The Internet of Things (IoT) is a vision of the future in which tens of thousands of devices, from fridges to traffic lights and cars, are connected to the Internet and use it to share data with each other. Many of the early IoT devices marketed so far have been shown to be pretty easy to hack – and alarmingly this includes cars.

“We face a tricky problem as we want personal security, freedom from state surveillance, and an open Internet, but it seems impossible to have it all,” says Skilton. The current clash between Apple and the FBI is a case in point. “Some are even saying that privacy is gone for good, get used to it. The law certainly hasn’t caught up with what legislation a digital economy actually needs.”

 “It is the Wild West out there, but we can do some things to protect ourselves, like checking the identity of those who appear to be sending us an email with something as a simple as a phone call to make sure they are who they say they are,” Skilton says. “Or even just choosing reliable and well-known cloud services or website brands that encrypt their data. If you are using unknown web site services you can be vulnerable to computer viruses or other unwanted attention to your personal data.”
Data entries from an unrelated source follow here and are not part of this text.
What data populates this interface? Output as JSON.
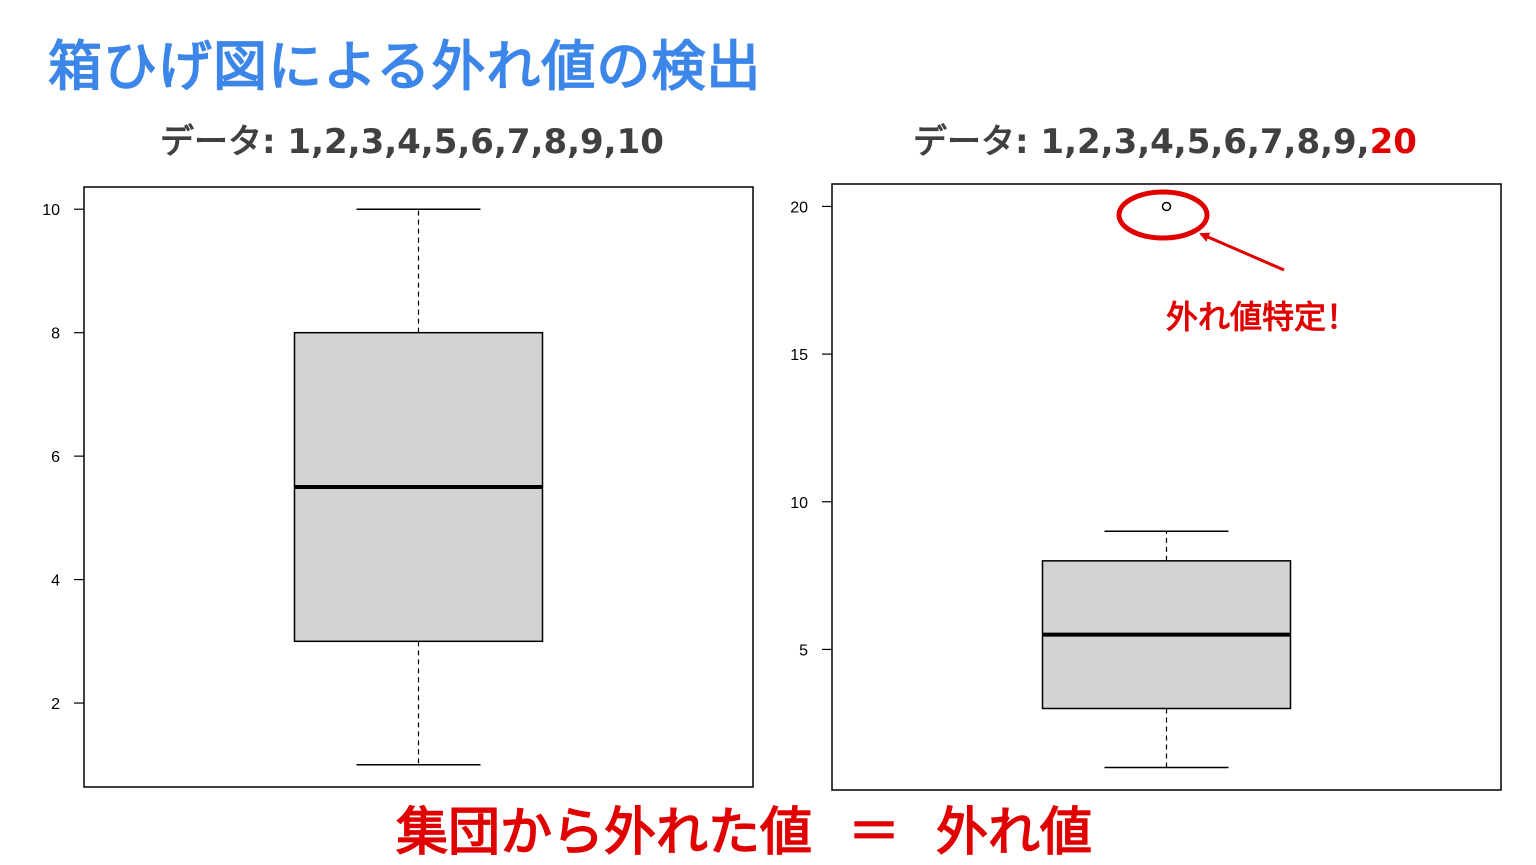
{
  "title": "箱ひげ図による外れ値の検出",
  "annotation": {
    "outlier_label": "外れ値特定！",
    "color": "#e00000"
  },
  "caption": {
    "left": "集団から外れた値",
    "equals": "＝",
    "right": "外れ値"
  },
  "colors": {
    "title": "#3b86e8",
    "highlight": "#e00000",
    "box_fill": "#d3d3d3"
  },
  "chart_data": [
    {
      "type": "boxplot",
      "title_prefix": "データ: 1,2,3,4,5,6,7,8,9,",
      "title_highlight": "",
      "title_suffix": "10",
      "ylim": [
        0.64,
        10.36
      ],
      "yticks": [
        2,
        4,
        6,
        8,
        10
      ],
      "stats": {
        "whisker_low": 1,
        "q1": 3,
        "median": 5.5,
        "q3": 8,
        "whisker_high": 10
      },
      "outliers": []
    },
    {
      "type": "boxplot",
      "title_prefix": "データ: 1,2,3,4,5,6,7,8,9,",
      "title_highlight": "20",
      "title_suffix": "",
      "ylim": [
        0.24,
        20.76
      ],
      "yticks": [
        5,
        10,
        15,
        20
      ],
      "stats": {
        "whisker_low": 1,
        "q1": 3,
        "median": 5.5,
        "q3": 8,
        "whisker_high": 9
      },
      "outliers": [
        20
      ]
    }
  ]
}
New projects are growing up in response, such as HAT ( Hub-of-All-Things.com ), a Warwick led collaborative research project that is now a new start-up company offering new technology and business models to let you keep control of your own personal data. This looks to build the new personal data economy through managed privacy with trusted exchange of products, services with  companies and people.

“Every new human innovation that breaks the old paradigm also breaks the rules that were designed for it, but we have as a species all the creativity we need to respond to it.”